За следующим деревом, за следующим камнем орудийной казенной части, раскуроченной, как гриб, мы увидели сапог, половину стены и сразу за ними болото полнилось телами, что медленно всплывали одно за другим из черной листвы, из жидкой грязи, из-за сломанного колеса. Здесь произошла легкая стычка, и когда точно над этим местом взметнулась сигнальная ракета, затлела красным и умерла в небе, осталось покойников двадцать или тридцать – и они так и не исчезли. Туман проплывал здесь над ними гуще всего, непреклонными кругами, и поскольку легче было дышать ближе к грязи, мы ссутулились и потащили тело вперед.

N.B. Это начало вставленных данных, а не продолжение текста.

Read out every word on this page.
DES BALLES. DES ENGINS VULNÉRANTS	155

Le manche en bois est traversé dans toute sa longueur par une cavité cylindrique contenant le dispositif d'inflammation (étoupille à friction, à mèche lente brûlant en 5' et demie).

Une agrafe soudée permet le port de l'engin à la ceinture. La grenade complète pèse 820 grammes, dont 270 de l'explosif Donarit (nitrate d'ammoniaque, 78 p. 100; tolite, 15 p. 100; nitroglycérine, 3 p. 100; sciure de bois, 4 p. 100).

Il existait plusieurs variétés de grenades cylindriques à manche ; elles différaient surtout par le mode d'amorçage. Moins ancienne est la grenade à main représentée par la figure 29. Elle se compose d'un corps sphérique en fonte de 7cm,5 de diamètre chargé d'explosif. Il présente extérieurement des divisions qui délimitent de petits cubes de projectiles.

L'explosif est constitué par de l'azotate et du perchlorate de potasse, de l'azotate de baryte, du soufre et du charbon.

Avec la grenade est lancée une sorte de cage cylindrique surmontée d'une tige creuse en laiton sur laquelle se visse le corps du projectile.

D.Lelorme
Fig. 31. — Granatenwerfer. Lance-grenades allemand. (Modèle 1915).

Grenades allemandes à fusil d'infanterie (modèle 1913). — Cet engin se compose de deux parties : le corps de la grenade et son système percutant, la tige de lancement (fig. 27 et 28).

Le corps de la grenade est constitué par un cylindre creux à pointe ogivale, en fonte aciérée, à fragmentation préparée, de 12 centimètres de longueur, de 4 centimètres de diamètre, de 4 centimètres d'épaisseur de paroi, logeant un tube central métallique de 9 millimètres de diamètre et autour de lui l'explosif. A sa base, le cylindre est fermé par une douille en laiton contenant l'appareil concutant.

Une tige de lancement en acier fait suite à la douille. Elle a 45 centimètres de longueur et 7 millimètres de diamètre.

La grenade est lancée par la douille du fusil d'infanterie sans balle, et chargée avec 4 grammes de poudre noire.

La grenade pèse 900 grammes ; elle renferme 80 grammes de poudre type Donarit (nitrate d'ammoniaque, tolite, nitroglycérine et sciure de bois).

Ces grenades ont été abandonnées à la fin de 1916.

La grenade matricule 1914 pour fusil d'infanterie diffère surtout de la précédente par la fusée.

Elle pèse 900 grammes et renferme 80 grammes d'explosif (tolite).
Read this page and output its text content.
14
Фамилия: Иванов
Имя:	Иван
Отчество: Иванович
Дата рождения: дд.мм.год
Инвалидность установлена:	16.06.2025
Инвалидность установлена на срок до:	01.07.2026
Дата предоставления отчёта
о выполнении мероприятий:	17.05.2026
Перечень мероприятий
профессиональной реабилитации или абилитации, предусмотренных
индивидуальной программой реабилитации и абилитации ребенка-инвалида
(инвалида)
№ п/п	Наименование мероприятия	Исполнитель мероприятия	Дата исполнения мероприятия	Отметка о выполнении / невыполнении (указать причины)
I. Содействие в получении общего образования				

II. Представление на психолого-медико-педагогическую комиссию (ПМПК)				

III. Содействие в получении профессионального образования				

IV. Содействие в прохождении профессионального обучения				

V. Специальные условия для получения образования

– Видишь, среди этих тут его никто не найдет. Никто его здесь даже искать не станет, – Мой замысел, как избавиться от трупа, был превосходен.
Обшарив тело еще разок, мы бросили его и вновь нащупали путь к дорожной обочине. Машину и ее ценные седельные сумки мы безмолвно провели через городок к редакции газеты.
– Пора нам устроить собрание, – сказал я. – Сейчас вернусь. – Фегеляйн занялся двигателем; Штумпфегль отломил у бутылки головку.
Шлюха спала одна в своем собственном доме.